Thinning out in a cold day

 Working in my garden in a cold winter day is sometimes boring. No weed to be removed and no seed to be seeded. All I have to do there in this season are cultivating, watering and adding fertilizers.

 Thinning-out is also important among those "winter-chores" to make my vegetables like spinach and pak-chois bigger. Today I thinned them out expecting future's bumper harvest.  Usually, I thinned out my spinach and pak-choy with making about 5cm space ( about 2inch ) between two sprouts
Aligned my spinach in a vinyl tunnel

Thinned-out spinach sprouts

My pak-choi in a vinyl tunnel

Thinned out pak-chois
 What will happen if we don't thin out properly? I'll show you an example of my failure.
I forget thinning out my daikon radishes when they were young sprouts so my gardening ridge for them are so crowded with grown daikon radishes like the photo shown below. Making daikon roots bigger and longer requires more space but my daikon radishes have been forced to grow in the "limited space".

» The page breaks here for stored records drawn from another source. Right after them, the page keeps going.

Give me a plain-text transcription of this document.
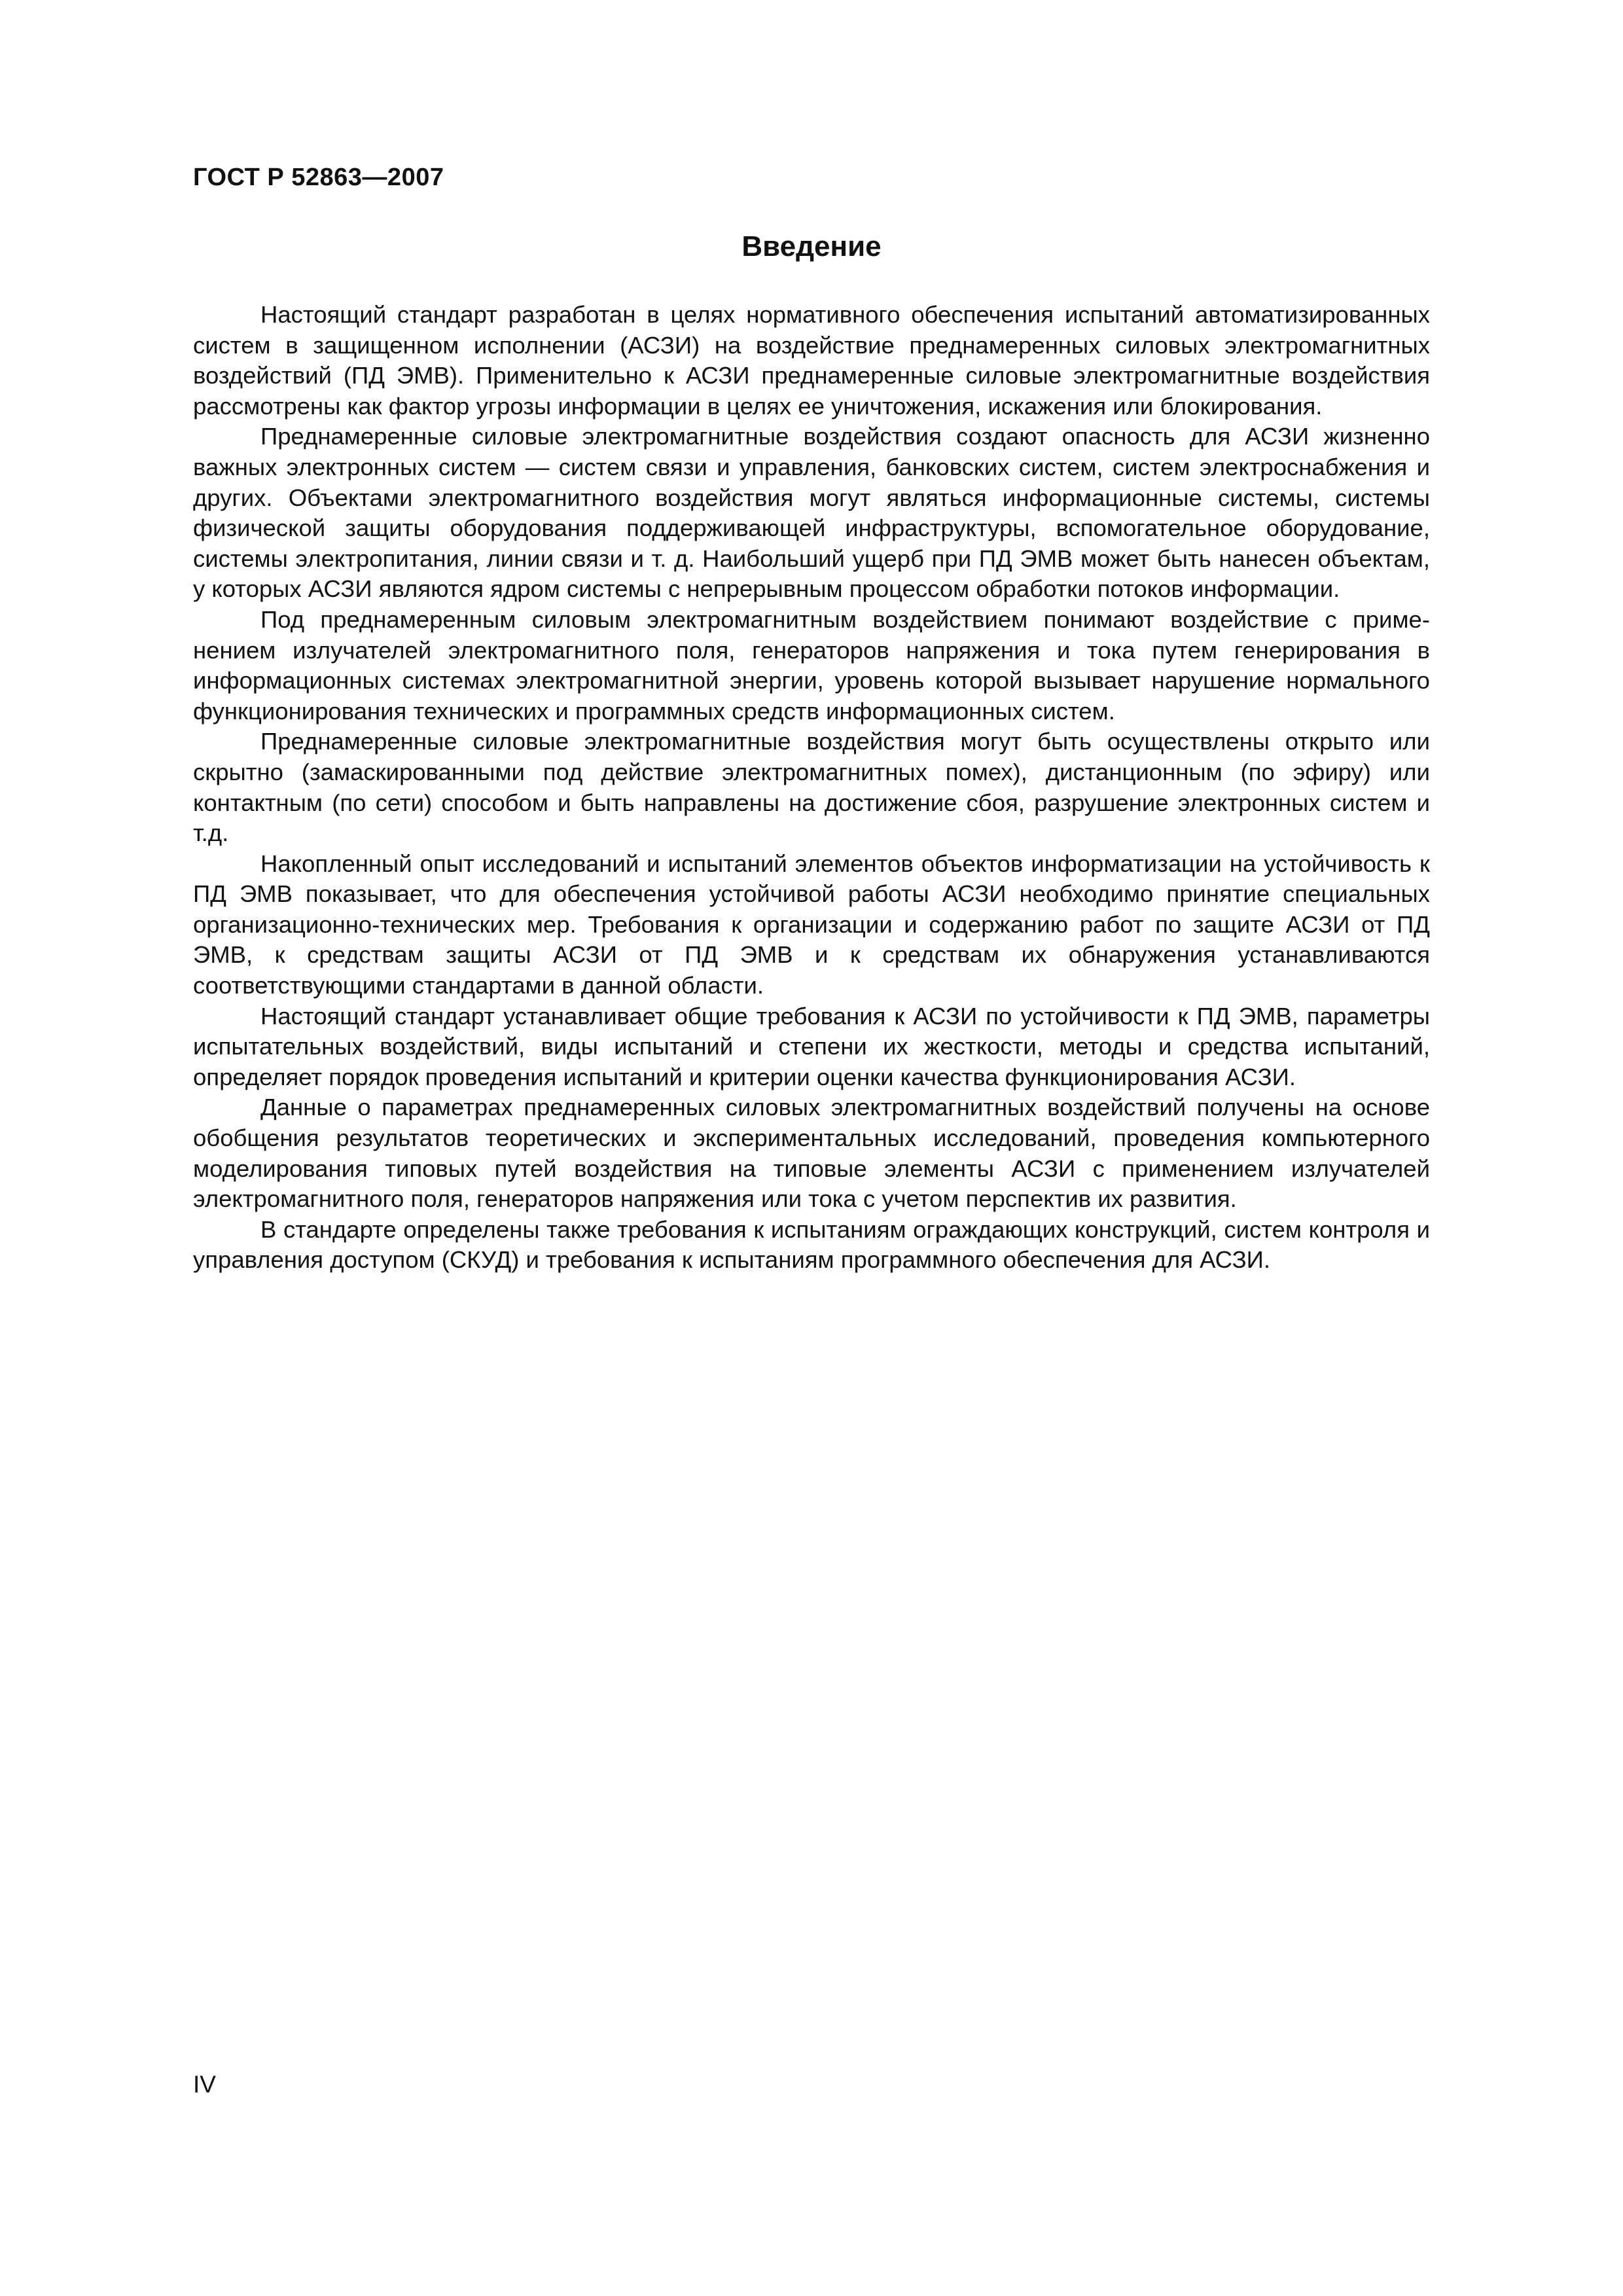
ГОСТ Р 52863—2007
Введение

Настоящий стандарт разработан в целях нормативного обеспечения испытаний автоматизированных систем в защищенном исполнении (АСЗИ) на воздействие преднамеренных силовых электромагнитных воздействий (ПД ЭМВ). Применительно к АСЗИ преднамеренные силовые электромагнитные воздействия рассмотрены как фактор угрозы информации в целях ее уничтожения, искажения или блокирования.

Преднамеренные силовые электромагнитные воздействия создают опасность для АСЗИ жизненно важных электронных систем — систем связи и управления, банковских систем, систем электроснабжения и других. Объектами электромагнитного воздействия могут являться информационные системы, системы физической защиты оборудования поддерживающей инфраструктуры, вспомогательное оборудование, системы электропитания, линии связи и т. д. Наибольший ущерб при ПД ЭМВ может быть нанесен объектам, у которых АСЗИ являются ядром системы с непрерывным процессом обработки потоков информации.

Под преднамеренным силовым электромагнитным воздействием понимают воздействие с применением излучателей электромагнитного поля, генераторов напряжения и тока путем генерирования в информационных системах электромагнитной энергии, уровень которой вызывает нарушение нормального функционирования технических и программных средств информационных систем.

Преднамеренные силовые электромагнитные воздействия могут быть осуществлены открыто или скрытно (замаскированными под действие электромагнитных помех), дистанционным (по эфиру) или контактным (по сети) способом и быть направлены на достижение сбоя, разрушение электронных систем и т.д.

Накопленный опыт исследований и испытаний элементов объектов информатизации на устойчивость к ПД ЭМВ показывает, что для обеспечения устойчивой работы АСЗИ необходимо принятие специальных организационно-технических мер. Требования к организации и содержанию работ по защите АСЗИ от ПД ЭМВ, к средствам защиты АСЗИ от ПД ЭМВ и к средствам их обнаружения устанавливаются соответствующими стандартами в данной области.

Настоящий стандарт устанавливает общие требования к АСЗИ по устойчивости к ПД ЭМВ, параметры испытательных воздействий, виды испытаний и степени их жесткости, методы и средства испытаний, определяет порядок проведения испытаний и критерии оценки качества функционирования АСЗИ.

Данные о параметрах преднамеренных силовых электромагнитных воздействий получены на основе обобщения результатов теоретических и экспериментальных исследований, проведения компьютерного моделирования типовых путей воздействия на типовые элементы АСЗИ с применением излучателей электромагнитного поля, генераторов напряжения или тока с учетом перспектив их развития.

В стандарте определены также требования к испытаниям ограждающих конструкций, систем контроля и управления доступом (СКУД) и требования к испытаниям программного обеспечения для АСЗИ.

IV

 Eventually, most of my "grown daikons "are much shorter than ones I harvested last season.


 I would like to show a good example. One of other gardeners have grown big and long daikon radishes since he thinned them out properly with making enough space between two daikons. He has about 10cm space between them as the photo below shows.

1 comment:

Mark Willis said...

Yes, what you say is true. Thinning the crops to the right spacing is hard work, but makes a big difference. Sometimes "Less is More".